Crônica da Cidade

Crônica da Cidade

por Severino Francisco severinofrancisco.df@dabr.com.br
postado em 26/01/2020 00:00
Onze Horas

Enquanto o mundo explode, cuido de coisas mínimas para manter a sanidade. No momento, ocupo-me em constituir um jardim na minha casa. Pode parecer simples, mas não é tão fácil quanto se imagina. Mesmo que tivesse dinheiro suficiente para instalar um jardim completo, existem fatores imponderáveis que interferem no empreendimento.

Moro em um condomínio horizontal fronteiriço a uma mata cerrada. Algumas plantas não se adaptam ao ambiente e fenecem. O espaço é amplo. Além disso, as formigas atacam e têm preferência por determinadas espécies. Elas, praticamente, destruíram um pé de manacá que plantamos. E se não são as formigas, as pragas podem ser as lagartas. De modo que cultivar plantas é uma ciência complexa e delicada.

É preciso saber se gostam da sombra ou do sol, se apreciam pouca ou muita água.
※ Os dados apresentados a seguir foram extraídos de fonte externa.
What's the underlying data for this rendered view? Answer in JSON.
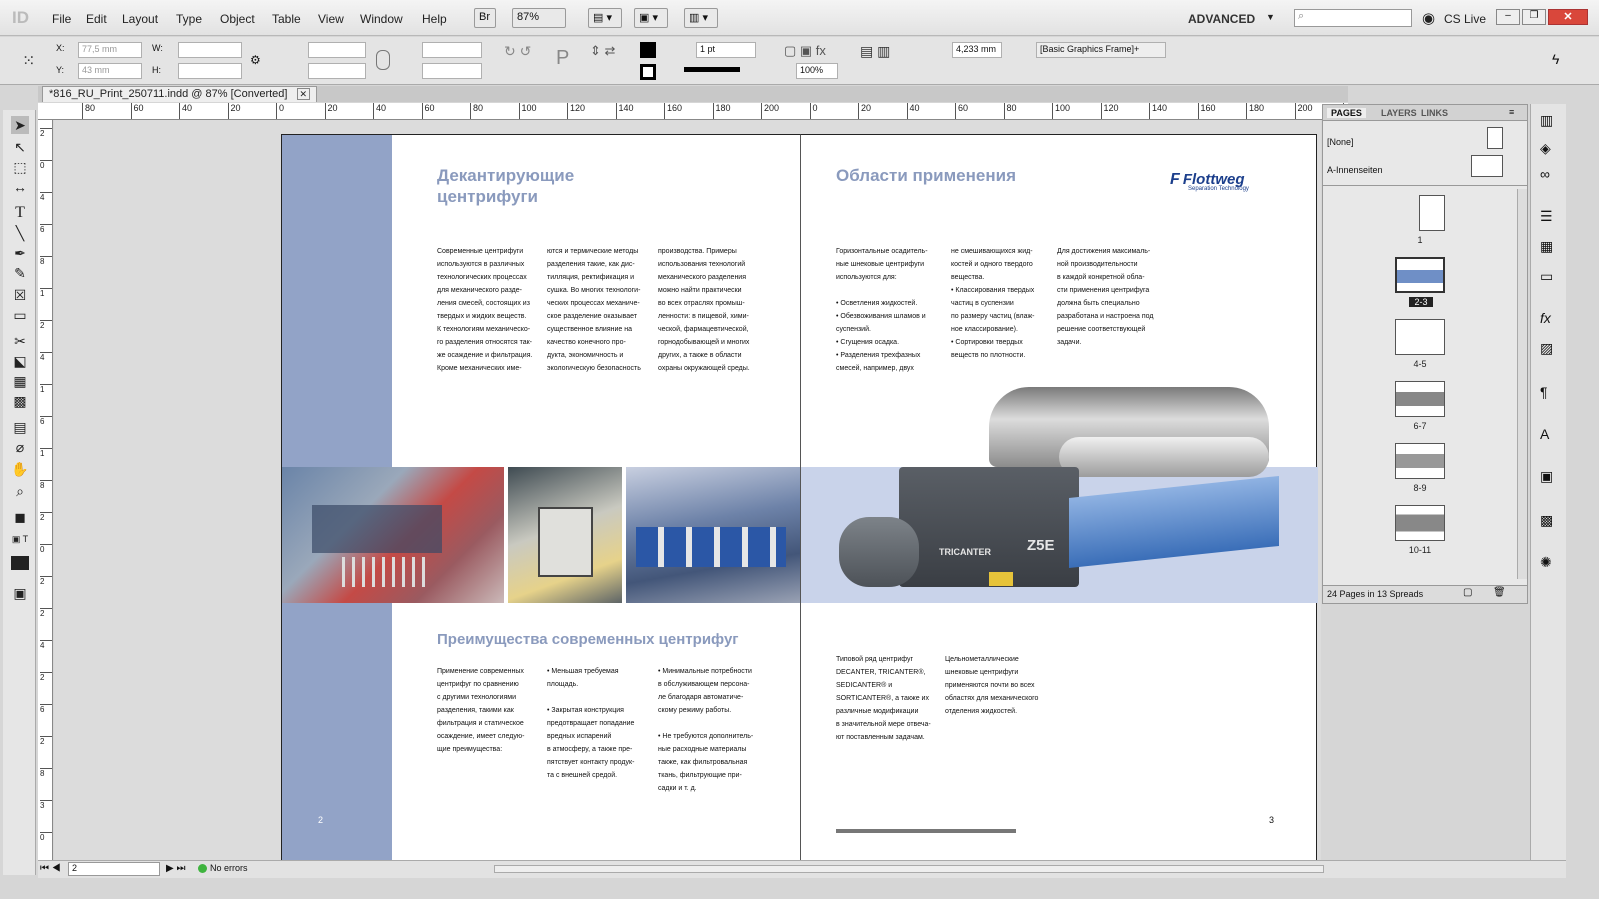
{
  "menubar": {
    "items": [
      "File",
      "Edit",
      "Layout",
      "Type",
      "Object",
      "Table",
      "View",
      "Window",
      "Help"
    ],
    "bridge": "Br",
    "zoom": "87%",
    "workspace": "ADVANCED",
    "cs_live": "CS Live"
  },
  "control": {
    "x": "77,5 mm",
    "y": "43 mm",
    "w_label": "W:",
    "h_label": "H:",
    "x_label": "X:",
    "y_label": "Y:",
    "stroke": "1 pt",
    "opacity": "100%",
    "size": "4,233 mm",
    "style": "[Basic Graphics Frame]+"
  },
  "doc": {
    "tab": "*816_RU_Print_250711.indd @ 87% [Converted]"
  },
  "ruler": {
    "h": [
      "80",
      "60",
      "40",
      "20",
      "0",
      "20",
      "40",
      "60",
      "80",
      "100",
      "120",
      "140",
      "160",
      "180",
      "200",
      "0",
      "20",
      "40",
      "60",
      "80",
      "100",
      "120",
      "140",
      "160",
      "180",
      "200",
      "220"
    ],
    "v": [
      "2",
      "0",
      "4",
      "6",
      "8",
      "1",
      "2",
      "4",
      "1",
      "6",
      "1",
      "8",
      "2",
      "0",
      "2",
      "2",
      "4",
      "2",
      "6",
      "2",
      "8",
      "3",
      "0"
    ]
  },
  "left_page": {
    "title": "Декантирующие\nцентрифуги",
    "col1": "Современные центрифуги\nиспользуются в различных\nтехнологических процессах\nдля механического разде-\nления смесей, состоящих из\nтвердых и жидких веществ.\nК технологиям механическо-\nго разделения относятся так-\nже осаждение и фильтрация.\nКроме механических име-",
    "col2": "ются и термические методы\nразделения такие, как дис-\nтилляция, ректификация и\nсушка. Во многих технологи-\nческих процессах механиче-\nское разделение оказывает\nсущественное влияние на\nкачество конечного про-\nдукта, экономичность и\nэкологическую безопасность",
    "col3": "производства. Примеры\nиспользования технологий\nмеханического разделения\nможно найти практически\nво всех отраслях промыш-\nленности: в пищевой, хими-\nческой, фармацевтической,\nгорнодобывающей и многих\nдругих, а также в области\nохраны окружающей среды.",
    "subtitle": "Преимущества современных центрифуг",
    "adv1": "Применение современных\nцентрифуг по сравнению\nс другими технологиями\nразделения, такими как\nфильтрация и статическое\nосаждение, имеет следую-\nщие преимущества:",
    "adv2": "• Меньшая требуемая\n  площадь.\n\n• Закрытая конструкция\n  предотвращает попадание\n  вредных испарений\n  в атмосферу, а также пре-\n  пятствует контакту продук-\n  та с внешней средой.",
    "adv3": "• Минимальные потребности\n  в обслуживающем персона-\n  ле благодаря автоматиче-\n  скому режиму работы.\n\n• Не требуются дополнитель-\n  ные расходные материалы\n  также, как фильтровальная\n  ткань, фильтрующие при-\n  садки и т. д.",
    "page_num": "2"
  },
  "right_page": {
    "title": "Области применения",
    "logo": "Flottweg",
    "logo_sub": "Separation Technology",
    "col1": "Горизонтальные осадитель-\nные шнековые центрифуги\nиспользуются для:\n\n• Осветления жидкостей.\n• Обезвоживания шламов и\n  суспензий.\n• Сгущения осадка.\n• Разделения трехфазных\n  смесей, например, двух",
    "col2": "не смешивающихся жид-\nкостей и одного твердого\nвещества.\n• Классирования твердых\n  частиц в суспензии\n  по размеру частиц (влаж-\n  ное классирование).\n• Сортировки твердых\n  веществ по плотности.",
    "col3": "Для достижения максималь-\nной производительности\nв каждой конкретной обла-\nсти применения центрифуга\nдолжна быть специально\nразработана и настроена под\nрешение соответствующей\nзадачи.",
    "bottom1": "Типовой ряд центрифуг\nDECANTER, TRICANTER®,\nSEDICANTER® и\nSORTICANTER®, а также их\nразличные модификации\nв значительной мере отвеча-\nют поставленным задачам.",
    "bottom2": "Цельнометаллические\nшнековые центрифуги\nприменяются почти во всех\nобластях для механического\nотделения жидкостей.",
    "machine_label": "TRICANTER",
    "machine_model": "Z5E",
    "page_num": "3"
  },
  "panel": {
    "tabs": [
      "PAGES",
      "LAYERS",
      "LINKS"
    ],
    "none": "[None]",
    "master": "A-Innenseiten",
    "thumbs": [
      "1",
      "2-3",
      "4-5",
      "6-7",
      "8-9",
      "10-11"
    ],
    "footer": "24 Pages in 13 Spreads"
  },
  "status": {
    "page": "2",
    "errors": "No errors"
  }
}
Na verdade, quem comanda, cuida e bota a mão na terra mesmo é a minha esposa. Eu entro com o apoio moral, a observação e, de vez em quando, ajudo na aguação.

O ataque das formigas ao manacá não me demoveu do projeto de plantar vários arbustos do cerrado. Estou de olho em um pé de caliandra rosa, que encontrei em um viveiro perto de casa. No entanto, enquanto fazemos planos florais, recebi um magnífico presente.

Contratamos um jardineiro para dar uma geral uma vez por mês no quintal. Havíamos comprado um vaso que estava no quintal sem função. Zé Vieira, o jardineiro, trouxe a muda da planta chamada popularmente de Onze Horas, que eu desconhecia. Adapta-se com facilidade a jardineiras, canteiros e vasos. E não exige maiores cuidados.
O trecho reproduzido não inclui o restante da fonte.